「太陽の塔」 森見登美彦 (新潮文庫)
別れた彼女のことを研究し続けている、大学5回生で休学中の「私」の物語です。
作者が院生時代に書いたデビュー作であり、ファンタジーノベル大賞受賞作です。
新潮文庫から出ています。
カバーが作品の雰囲気をよく伝えています。
女性に縁の無かった「私」は、大学3回生の時に水尾さんという彼女ができました。
しかし彼女には振られ、「私」は大学5回生になり、しかも休学しています。
水尾さんと別れてから、「私」はこっそりと「水尾さん研究」を継続してきました。
今日も、水尾さんが現れるはずの場所へ、ひそかにやってきましたが・・・
そこに現れた遠藤という男は、水尾さんの何なのか?
水尾さんと太陽の塔には、どのような関係があるのか?
「たかがファンタジー小説」という、軽い気持ちで手に取ることなかれ。
冒頭からいきなり、頭をガツンと(しかし心地よく)やられます。
「何かしらの点で、彼らは根本的に間違っている。
なぜなら、私が間違っているはずがないからだ。

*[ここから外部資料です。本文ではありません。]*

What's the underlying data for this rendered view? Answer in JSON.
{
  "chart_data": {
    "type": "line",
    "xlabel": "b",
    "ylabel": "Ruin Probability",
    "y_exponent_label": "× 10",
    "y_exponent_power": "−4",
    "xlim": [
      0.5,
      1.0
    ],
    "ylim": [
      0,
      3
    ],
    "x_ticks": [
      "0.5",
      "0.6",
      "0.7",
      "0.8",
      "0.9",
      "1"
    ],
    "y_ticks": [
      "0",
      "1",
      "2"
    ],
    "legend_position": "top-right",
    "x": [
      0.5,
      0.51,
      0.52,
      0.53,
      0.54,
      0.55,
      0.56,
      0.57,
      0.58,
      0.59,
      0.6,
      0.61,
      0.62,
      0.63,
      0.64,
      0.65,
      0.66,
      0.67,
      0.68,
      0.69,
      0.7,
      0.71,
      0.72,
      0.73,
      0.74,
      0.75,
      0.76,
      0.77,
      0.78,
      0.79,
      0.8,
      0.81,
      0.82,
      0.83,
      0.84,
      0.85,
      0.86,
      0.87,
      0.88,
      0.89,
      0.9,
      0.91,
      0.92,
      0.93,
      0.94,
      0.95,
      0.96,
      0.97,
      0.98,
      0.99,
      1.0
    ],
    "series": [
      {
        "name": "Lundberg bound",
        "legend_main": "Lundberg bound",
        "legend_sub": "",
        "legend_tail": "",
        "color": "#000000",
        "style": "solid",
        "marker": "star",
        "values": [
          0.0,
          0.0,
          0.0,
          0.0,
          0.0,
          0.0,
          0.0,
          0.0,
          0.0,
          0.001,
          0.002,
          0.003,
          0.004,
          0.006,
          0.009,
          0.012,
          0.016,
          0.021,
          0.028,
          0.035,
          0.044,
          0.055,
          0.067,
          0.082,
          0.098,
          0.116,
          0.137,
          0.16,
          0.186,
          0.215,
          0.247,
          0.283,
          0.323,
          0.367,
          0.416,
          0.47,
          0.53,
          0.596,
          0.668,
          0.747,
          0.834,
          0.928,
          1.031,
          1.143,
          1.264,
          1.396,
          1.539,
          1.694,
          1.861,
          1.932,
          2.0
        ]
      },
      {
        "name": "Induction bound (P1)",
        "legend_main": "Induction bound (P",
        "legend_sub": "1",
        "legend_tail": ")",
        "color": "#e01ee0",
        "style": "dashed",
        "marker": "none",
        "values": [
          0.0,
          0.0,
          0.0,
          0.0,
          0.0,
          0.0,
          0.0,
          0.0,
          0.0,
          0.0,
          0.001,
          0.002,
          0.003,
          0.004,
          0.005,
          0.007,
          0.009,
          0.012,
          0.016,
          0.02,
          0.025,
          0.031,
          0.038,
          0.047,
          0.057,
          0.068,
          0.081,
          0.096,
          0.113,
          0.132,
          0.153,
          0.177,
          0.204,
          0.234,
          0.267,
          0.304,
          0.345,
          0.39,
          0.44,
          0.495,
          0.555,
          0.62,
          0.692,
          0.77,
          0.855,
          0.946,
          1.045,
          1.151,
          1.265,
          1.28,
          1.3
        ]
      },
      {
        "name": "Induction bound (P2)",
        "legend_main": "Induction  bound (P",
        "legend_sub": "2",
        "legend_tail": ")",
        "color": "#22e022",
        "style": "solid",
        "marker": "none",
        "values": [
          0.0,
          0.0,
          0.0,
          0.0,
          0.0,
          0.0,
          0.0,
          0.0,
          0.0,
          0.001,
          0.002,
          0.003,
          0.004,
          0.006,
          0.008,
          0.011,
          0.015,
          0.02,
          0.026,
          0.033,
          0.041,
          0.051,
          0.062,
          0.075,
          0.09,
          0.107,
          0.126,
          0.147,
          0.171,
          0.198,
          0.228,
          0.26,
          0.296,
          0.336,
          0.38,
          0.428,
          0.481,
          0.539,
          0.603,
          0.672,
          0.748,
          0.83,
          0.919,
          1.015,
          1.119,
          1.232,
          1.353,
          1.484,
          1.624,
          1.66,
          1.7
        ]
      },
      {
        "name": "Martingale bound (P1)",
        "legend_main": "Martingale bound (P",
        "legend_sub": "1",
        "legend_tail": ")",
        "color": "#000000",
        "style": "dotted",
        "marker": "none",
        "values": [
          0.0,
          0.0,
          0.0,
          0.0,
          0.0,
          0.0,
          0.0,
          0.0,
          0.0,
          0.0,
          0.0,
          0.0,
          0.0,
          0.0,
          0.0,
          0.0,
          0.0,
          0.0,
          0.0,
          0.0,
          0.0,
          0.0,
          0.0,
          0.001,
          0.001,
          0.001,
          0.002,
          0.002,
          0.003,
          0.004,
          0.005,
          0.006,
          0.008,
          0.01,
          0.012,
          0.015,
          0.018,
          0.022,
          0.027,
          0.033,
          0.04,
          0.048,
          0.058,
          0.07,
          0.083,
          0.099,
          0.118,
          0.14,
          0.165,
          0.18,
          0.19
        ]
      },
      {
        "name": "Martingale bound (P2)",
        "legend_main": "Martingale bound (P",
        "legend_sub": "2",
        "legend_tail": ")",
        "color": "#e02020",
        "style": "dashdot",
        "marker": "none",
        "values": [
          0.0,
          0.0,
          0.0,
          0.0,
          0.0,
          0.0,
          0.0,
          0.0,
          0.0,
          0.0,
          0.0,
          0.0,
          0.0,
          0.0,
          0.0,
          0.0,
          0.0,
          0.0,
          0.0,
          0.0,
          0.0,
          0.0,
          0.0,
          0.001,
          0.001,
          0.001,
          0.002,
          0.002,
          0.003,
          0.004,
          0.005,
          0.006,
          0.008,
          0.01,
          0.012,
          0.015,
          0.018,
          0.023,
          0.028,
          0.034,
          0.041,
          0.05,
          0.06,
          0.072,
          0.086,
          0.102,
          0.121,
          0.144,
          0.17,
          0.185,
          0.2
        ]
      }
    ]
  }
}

」(P5)
この作品の魅力は文体にあります。森見独特の文体です。
まじめな顔をして冗談を言うような文体で、クスクス笑いながら読みました。
作者は、とても意識的に自分の文体を練り上げたのではないでしょうか。
文体の新鮮さでは、村上春樹の「風の歌を聴け」と、比肩しうると思いました。
もう一つの魅力は、主人公と飾磨(しかま)を中心にした、はちゃめちゃな男たち。
彼らはクリスマスイブに、四条河原町である騒動を企てて・・・
「この壮大な無駄は何なのだろうな。何かこう、罪深いよな」
「それが我々の戦いであった」(P143)
彼らは京大生らしいのですが、天才とヘンタイは紙一重なのかもしれません。
これほど才能の使い方を間違ってしまった男たちが、ほかにいるでしょうか。
ところで、突如現れる叡山電車は、何なのでしょうか。
それから、ラストはどういう場面を想像すれば、いいのでしょうか。
ファンタジーを読み慣れていないせいか、よく理解できない部分がありました。
それでも、ぜひ「四畳半神話体系」は読んでおきたいです。
さいごに。(春休みに登校?)
娘の小学校では、学級閉鎖をしたクラスが、春休みに登校するそうです。
娘のクラスは、学級閉鎖にはならなかったので、娘はほっとしています。